For Kenadi, who attends a predominantly white school, the conversation filled gaps she had long felt but could not name.
“In my school, we don’t really talk about a lot of what happened,” she said. “They try and shelter us and not talk about it. So I was really glad to hear it, and I thought it was different. I learned some things that I’ve never heard before.”
Standing among exhibits that document segregation, voter suppression, and grassroots organizing, students were asked to confront how recent that history truly is.
“Knowing what he went through when he was my age,” Kenadi said, “and knowing that I don’t have to go through that anymore, it just makes the day meaningful.”
A room full of voices
Following the museum tour and Watkins’ talk, students gathered for facilitated discussions focused on racial healing, identity, and lived experience. Youth from the Neshoba County Youth Coalition were joined by students from Piney Woods School, creating a space that reflected a wide range of backgrounds and perspectives.

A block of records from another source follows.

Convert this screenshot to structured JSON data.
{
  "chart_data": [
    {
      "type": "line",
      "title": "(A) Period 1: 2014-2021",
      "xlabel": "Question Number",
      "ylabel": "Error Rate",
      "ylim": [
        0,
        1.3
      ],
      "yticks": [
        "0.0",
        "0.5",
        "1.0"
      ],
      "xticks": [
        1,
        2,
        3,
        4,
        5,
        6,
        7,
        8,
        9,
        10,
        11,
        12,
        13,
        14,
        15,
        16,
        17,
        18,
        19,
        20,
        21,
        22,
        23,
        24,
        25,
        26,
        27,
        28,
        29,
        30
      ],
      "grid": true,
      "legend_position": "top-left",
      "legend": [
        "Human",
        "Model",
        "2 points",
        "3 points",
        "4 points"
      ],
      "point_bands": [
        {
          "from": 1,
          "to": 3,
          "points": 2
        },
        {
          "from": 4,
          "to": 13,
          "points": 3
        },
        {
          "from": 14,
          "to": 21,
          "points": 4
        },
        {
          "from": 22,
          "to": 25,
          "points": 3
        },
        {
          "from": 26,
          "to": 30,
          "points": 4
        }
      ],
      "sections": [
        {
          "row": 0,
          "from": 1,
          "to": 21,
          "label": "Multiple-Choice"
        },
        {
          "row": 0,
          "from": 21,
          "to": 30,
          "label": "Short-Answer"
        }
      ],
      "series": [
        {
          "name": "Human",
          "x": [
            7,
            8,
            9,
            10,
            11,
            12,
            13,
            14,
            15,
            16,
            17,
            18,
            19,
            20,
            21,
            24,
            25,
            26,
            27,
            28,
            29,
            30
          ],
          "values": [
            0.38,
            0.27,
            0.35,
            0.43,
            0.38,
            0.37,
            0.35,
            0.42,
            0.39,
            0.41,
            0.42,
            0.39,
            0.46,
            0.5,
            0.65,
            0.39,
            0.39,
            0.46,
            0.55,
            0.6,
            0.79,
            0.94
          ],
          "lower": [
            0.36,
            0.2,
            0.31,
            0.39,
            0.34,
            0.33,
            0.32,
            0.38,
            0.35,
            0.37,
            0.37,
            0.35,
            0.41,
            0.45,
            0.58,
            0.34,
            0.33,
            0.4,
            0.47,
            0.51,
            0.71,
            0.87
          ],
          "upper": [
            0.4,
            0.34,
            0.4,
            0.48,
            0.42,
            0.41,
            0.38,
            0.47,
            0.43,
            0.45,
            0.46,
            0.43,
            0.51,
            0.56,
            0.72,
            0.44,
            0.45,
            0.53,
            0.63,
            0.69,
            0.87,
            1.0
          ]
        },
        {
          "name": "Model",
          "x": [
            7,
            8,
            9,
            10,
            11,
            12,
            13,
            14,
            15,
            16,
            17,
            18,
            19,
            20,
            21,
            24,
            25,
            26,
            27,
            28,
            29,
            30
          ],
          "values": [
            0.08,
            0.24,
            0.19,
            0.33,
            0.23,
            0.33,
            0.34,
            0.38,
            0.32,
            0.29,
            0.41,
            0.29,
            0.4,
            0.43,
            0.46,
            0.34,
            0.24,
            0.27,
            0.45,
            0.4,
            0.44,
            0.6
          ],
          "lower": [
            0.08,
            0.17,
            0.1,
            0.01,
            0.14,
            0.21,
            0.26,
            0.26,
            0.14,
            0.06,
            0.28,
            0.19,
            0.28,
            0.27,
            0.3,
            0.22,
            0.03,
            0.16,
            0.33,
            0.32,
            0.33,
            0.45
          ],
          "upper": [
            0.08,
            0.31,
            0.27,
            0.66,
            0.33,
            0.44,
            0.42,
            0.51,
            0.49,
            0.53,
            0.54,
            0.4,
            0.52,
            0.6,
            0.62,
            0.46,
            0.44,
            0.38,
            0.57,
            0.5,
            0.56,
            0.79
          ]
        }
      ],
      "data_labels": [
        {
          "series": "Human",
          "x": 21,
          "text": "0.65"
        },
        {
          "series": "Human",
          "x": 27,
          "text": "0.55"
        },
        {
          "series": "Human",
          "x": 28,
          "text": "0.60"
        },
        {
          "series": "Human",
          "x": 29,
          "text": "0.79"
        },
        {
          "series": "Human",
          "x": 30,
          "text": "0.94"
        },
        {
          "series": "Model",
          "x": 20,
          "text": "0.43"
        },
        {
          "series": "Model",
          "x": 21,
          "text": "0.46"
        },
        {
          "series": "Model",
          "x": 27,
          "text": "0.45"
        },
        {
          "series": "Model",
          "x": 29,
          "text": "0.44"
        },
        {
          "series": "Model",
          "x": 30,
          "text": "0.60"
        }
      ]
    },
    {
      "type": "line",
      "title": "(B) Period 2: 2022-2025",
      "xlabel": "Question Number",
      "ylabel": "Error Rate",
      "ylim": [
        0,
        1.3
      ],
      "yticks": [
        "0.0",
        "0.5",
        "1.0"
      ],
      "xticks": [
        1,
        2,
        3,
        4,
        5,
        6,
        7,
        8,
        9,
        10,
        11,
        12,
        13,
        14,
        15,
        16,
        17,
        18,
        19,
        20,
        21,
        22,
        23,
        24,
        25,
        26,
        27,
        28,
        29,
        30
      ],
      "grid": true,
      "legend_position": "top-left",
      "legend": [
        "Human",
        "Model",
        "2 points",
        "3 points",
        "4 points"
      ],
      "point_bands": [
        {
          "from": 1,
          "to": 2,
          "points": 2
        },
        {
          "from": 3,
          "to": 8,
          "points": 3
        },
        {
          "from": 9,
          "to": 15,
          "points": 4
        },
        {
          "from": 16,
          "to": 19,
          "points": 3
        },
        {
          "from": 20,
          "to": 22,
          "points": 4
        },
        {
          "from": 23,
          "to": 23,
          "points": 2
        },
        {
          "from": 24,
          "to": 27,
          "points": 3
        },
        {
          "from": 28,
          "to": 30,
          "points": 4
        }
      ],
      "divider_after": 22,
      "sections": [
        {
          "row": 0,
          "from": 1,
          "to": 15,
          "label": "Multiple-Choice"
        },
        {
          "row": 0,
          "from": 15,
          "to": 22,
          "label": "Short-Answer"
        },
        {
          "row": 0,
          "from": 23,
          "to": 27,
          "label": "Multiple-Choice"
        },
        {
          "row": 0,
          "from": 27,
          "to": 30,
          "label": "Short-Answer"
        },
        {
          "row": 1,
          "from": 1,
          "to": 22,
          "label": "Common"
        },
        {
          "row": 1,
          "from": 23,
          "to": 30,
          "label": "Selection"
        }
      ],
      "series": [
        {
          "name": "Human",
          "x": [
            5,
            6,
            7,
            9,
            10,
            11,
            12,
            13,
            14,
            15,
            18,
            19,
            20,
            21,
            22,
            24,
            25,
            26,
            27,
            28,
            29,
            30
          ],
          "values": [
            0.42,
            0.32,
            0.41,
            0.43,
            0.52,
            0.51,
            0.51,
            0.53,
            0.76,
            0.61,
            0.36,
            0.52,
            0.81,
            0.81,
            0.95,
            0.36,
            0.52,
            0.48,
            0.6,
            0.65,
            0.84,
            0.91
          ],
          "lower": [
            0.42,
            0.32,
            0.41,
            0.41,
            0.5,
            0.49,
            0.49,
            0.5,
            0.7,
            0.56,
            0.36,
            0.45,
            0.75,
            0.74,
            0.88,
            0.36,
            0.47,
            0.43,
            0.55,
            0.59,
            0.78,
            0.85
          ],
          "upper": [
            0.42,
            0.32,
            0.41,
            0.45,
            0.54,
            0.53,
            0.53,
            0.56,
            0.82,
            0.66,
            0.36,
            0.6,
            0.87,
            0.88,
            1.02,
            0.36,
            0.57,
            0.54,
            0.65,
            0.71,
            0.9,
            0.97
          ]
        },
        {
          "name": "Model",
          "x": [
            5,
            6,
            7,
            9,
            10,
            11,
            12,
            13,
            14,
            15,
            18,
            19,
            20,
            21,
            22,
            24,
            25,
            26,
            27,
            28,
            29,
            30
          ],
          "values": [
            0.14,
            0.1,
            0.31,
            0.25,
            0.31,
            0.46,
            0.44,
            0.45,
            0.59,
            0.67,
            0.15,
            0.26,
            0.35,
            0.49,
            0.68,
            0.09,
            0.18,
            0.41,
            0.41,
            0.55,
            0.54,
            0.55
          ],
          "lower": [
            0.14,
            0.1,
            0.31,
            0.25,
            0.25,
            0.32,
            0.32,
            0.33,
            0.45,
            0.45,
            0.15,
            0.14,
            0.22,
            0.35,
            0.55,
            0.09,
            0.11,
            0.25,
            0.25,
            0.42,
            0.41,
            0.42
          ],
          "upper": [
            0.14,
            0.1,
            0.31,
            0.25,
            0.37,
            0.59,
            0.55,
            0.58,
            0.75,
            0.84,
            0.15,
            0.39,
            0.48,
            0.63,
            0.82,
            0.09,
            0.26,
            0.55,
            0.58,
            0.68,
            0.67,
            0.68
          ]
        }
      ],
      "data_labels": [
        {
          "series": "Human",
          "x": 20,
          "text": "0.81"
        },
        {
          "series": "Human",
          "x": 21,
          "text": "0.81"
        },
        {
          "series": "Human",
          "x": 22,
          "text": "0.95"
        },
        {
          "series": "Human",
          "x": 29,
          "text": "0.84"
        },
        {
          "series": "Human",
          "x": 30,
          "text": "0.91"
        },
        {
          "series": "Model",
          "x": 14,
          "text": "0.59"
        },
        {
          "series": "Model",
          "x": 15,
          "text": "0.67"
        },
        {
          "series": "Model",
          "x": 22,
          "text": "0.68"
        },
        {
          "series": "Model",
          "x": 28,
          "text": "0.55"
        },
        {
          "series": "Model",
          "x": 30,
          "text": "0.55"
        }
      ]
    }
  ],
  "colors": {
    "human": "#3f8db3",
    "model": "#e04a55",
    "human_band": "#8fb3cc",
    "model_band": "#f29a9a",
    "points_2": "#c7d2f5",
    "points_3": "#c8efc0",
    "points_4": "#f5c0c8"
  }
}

Families were present as well. Mothers and younger children filled the room, listening closely and engaging with curiosity and excitement. The atmosphere was attentive and open.
“They asked us actual questions,” Kenadi said. “They were very real and very truthful.”

For many students, that honesty was rare.
“A lot of kids that go to my school, they’re not able to speak up and talk about things that go on in their life,” she said. “But in the group, it was a safe space. I felt like I could actually say what I wanted to say and not be judged.”
The conversations were not about rehearsed answers or perfect language. They were about being heard.
“It’s okay to be myself,” Kenadi said. “Sometimes I’ll have good days and bad days, but I’m who I am, and that’s okay.”
Understanding opportunity and inequality
For Kendra Lyn Houston, 17, the day prompted reflection on opportunity and inequity in Mississippi today.
“There are a lot of underfunded schools in Mississippi, especially majority-Black schools,” she said. “I don’t go to one of those schools, but I often think about them.”
Kendra attends a diverse school with strong academic resources. Hearing Watkins’ firsthand account and walking through the museum sharpened her awareness of how uneven access still shapes young people’s lives.
“We have more opportunities now than people did in the past,” she said. “And that’s a good thing.”
Learning about Dr. King’s life resonated personally.
“I say I’m pretty ambitious,” Kendra said. “I’m pretty passionate about what I believe.”
Why youth presence matters
Organizers were intentional about centering young people throughout the day.
“Young people played a major role during the civil rights movement,” said Cassio Batteast, Vice President of Programs at the Foundation for the Mid South. “MLK Day gives them a chance to serve their communities and see how they can be part of changing conditions for Mississippi.”

For Derykah Watts, Program Associate at the Foundation, connecting students with living history was just as important as the service projects themselves.
“This history isn’t ancient,” Watts said. “When young people hear it directly and get to ask questions, you can almost see the lightbulbs turn on. They’re curious. They’re engaged. They want to be here.”
A day that carries forward
As the MLK Day of Service ended, students filtered out of the museum carrying more than facts or timelines. They carried perspective.
For some, it was the first time hearing civil rights history directly from someone who lived it. For others, it was the first time sitting in a space where their voice mattered as much as their presence.
Asked what she would want other kids her age to know, Timonae did not hesitate.
“Just be yourself,” she said. “You don’t have to be somebody else. If you just be yourself, you can do anything you want to do.”
At the Two Mississippi Museums, young people began the day serving their city. They ended it standing inside Mississippi’s story, reminded that they are not too young to carry the work forward.